Standard & Poor’s said it is likely to put on CreditWatch with negative implications the ratings of many insurers and reinsurers with exposures to the tragic loss at the World Trade Center on Sept. 11.
Net aggregate insured losses of $14 billion have been accumulated from 55 leading insurers and reinsurers, based both on confidential information provided to S&P and publicly available information. This figure is likely to rise significantly once better estimates become available. In its first comment last Friday, S&P said that once losses exceed $15 billion, it would expect to see a significant impact on balance sheets of individual insurers.
Rob Jones, director at S&P’s Financial Services group in London, said totals would have to exceed $50 billion before S&P would begin to worry about the insurance system.

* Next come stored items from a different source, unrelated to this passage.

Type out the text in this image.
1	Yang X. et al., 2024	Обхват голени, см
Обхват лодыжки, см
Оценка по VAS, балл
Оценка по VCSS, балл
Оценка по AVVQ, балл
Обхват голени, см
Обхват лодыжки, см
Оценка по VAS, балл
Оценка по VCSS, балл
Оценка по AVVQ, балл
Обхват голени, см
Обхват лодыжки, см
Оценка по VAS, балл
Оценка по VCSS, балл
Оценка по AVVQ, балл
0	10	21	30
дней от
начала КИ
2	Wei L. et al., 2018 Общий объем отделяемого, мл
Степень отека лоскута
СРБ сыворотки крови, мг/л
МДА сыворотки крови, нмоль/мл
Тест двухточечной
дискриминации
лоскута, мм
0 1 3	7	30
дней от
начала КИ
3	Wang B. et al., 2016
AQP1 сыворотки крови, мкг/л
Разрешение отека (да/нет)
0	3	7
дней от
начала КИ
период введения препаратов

In the next few days, S&P will further investigate the available claims estimates from these leading insurers. Many of these companies have substantial financial flexibility and capital strength and are expected to have their ratings affirmed. Given some initial estimates of loss, however, S&P believes a significant number of these companies are not as well positioned to absorb these exposures and are likely to receive ratings downgrades.
Jones said that S&P is likely to follow these investigations by placing on CreditWatch with negative implications those insurers whose financial strength is likely to be weakened following the momentous events of last week.
Having reviewed the initial loss estimates of these companies, S&P does not believe that any of the leading insurers and reinsurers that it rates interactively face solvency threatening levels of claims from this catastrophe.